Missing data constituted 1.0% of all variables in the total dataset. These missing values were addressed using the multiple imputation method [13]. This technique substituted missing data points with a set of plausible alternatives, thereby generating multiple complete datasets for analysis. Each dataset was individually analyzed, and the results were then aggregated to produce a single, comprehensive result. In this study, we used Python to generate five pseudo-complete datasets, applying multiple imputations using the Bayesian Ridge method (S1 File).

To improve model interpretability and minimize multicollinearity, Pearson’s correlation coefficient was used to assess the correlation among explanatory variables.
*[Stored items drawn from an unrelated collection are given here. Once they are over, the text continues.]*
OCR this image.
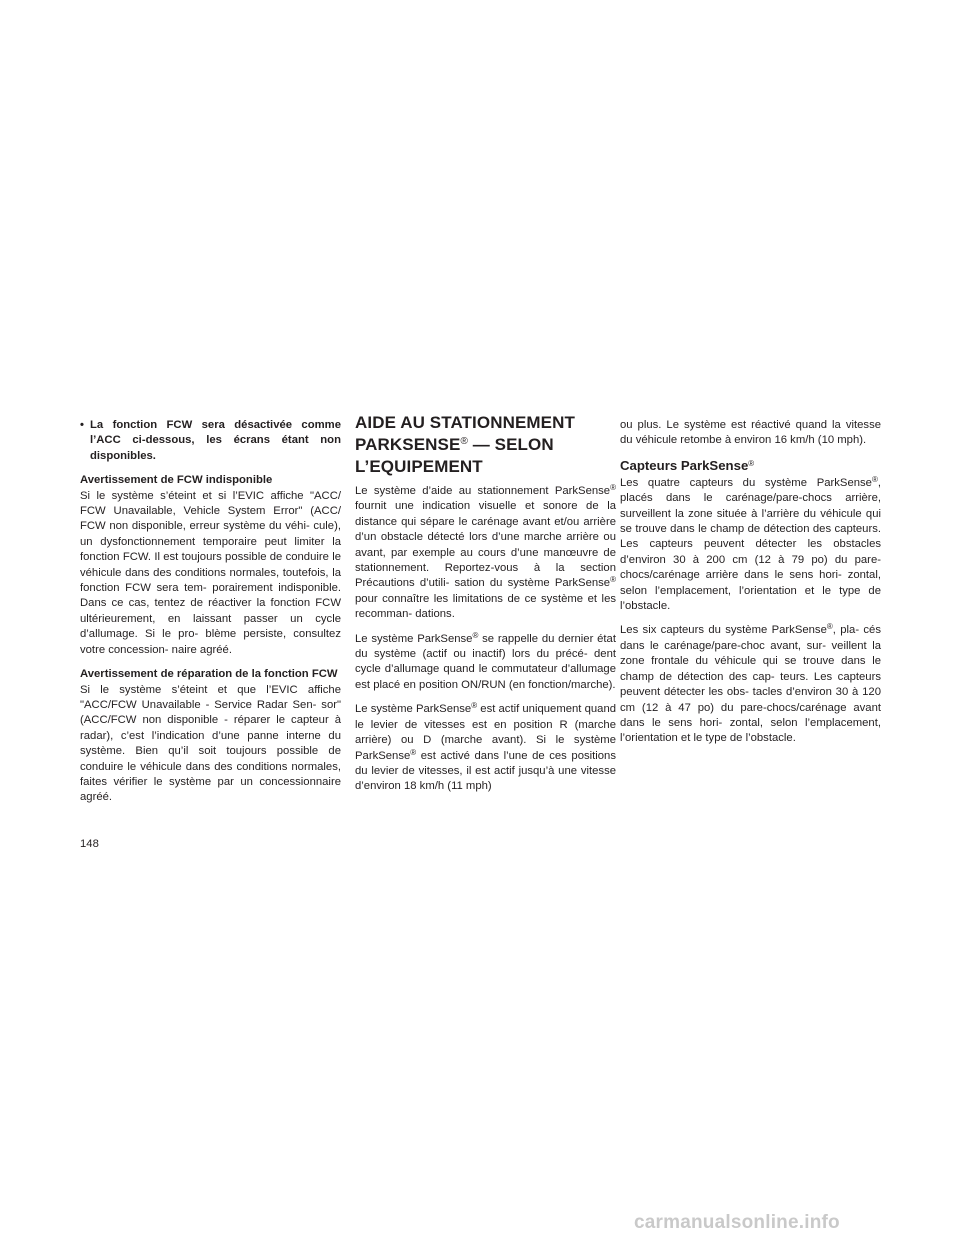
• La fonction FCW sera désactivée comme l’ACC ci-dessous, les écrans étant non disponibles.

Avertissement de FCW indisponible

Si le système s’éteint et si l’EVIC affiche "ACC/ FCW Unavailable, Vehicle System Error" (ACC/ FCW non disponible, erreur système du véhi- cule), un dysfonctionnement temporaire peut limiter la fonction FCW. Il est toujours possible de conduire le véhicule dans des conditions normales, toutefois, la fonction FCW sera tem- porairement indisponible. Dans ce cas, tentez de réactiver la fonction FCW ultérieurement, en laissant passer un cycle d’allumage. Si le pro- blème persiste, consultez votre concession- naire agréé.

Avertissement de réparation de la fonction FCW

Si le système s’éteint et que l’EVIC affiche "ACC/FCW Unavailable - Service Radar Sen- sor" (ACC/FCW non disponible - réparer le capteur à radar), c’est l’indication d’une panne interne du système. Bien qu’il soit toujours possible de conduire le véhicule dans des conditions normales, faites vérifier le système par un concessionnaire agréé.

AIDE AU STATIONNEMENT PARKSENSE® — SELON L’EQUIPEMENT

Le système d’aide au stationnement ParkSense® fournit une indication visuelle et sonore de la distance qui sépare le carénage avant et/ou arrière d’un obstacle détecté lors d’une marche arrière ou avant, par exemple au cours d’une manœuvre de stationnement. Reportez-vous à la section Précautions d’utili- sation du système ParkSense® pour connaître les limitations de ce système et les recomman- dations.

Le système ParkSense® se rappelle du dernier état du système (actif ou inactif) lors du précé- dent cycle d’allumage quand le commutateur d’allumage est placé en position ON/RUN (en fonction/marche).

Le système ParkSense® est actif uniquement quand le levier de vitesses est en position R (marche arrière) ou D (marche avant). Si le système ParkSense® est activé dans l’une de ces positions du levier de vitesses, il est actif jusqu’à une vitesse d’environ 18 km/h (11 mph)

ou plus. Le système est réactivé quand la vitesse du véhicule retombe à environ 16 km/h (10 mph).

Capteurs ParkSense®

Les quatre capteurs du système ParkSense®, placés dans le carénage/pare-chocs arrière, surveillent la zone située à l’arrière du véhicule qui se trouve dans le champ de détection des capteurs. Les capteurs peuvent détecter les obstacles d’environ 30 à 200 cm (12 à 79 po) du pare-chocs/carénage arrière dans le sens hori- zontal, selon l’emplacement, l’orientation et le type de l’obstacle.

Les six capteurs du système ParkSense®, pla- cés dans le carénage/pare-choc avant, sur- veillent la zone frontale du véhicule qui se trouve dans le champ de détection des cap- teurs. Les capteurs peuvent détecter les obs- tacles d’environ 30 à 120 cm (12 à 47 po) du pare-chocs/carénage avant dans le sens hori- zontal, selon l’emplacement, l’orientation et le type de l’obstacle.

148
carmanualsonline.info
Any variable exhibiting a Pearson’s correlation coefficient exceeding 0.90 was omitted from the set of explanatory variables used for model training [14]. In cases where two features were highly correlated, the one with the greater overall correlation to all features was eliminated [14]. During the preprocessing phase, all continuous variables were standardized to have a mean value of 0 and a standard deviation of 1.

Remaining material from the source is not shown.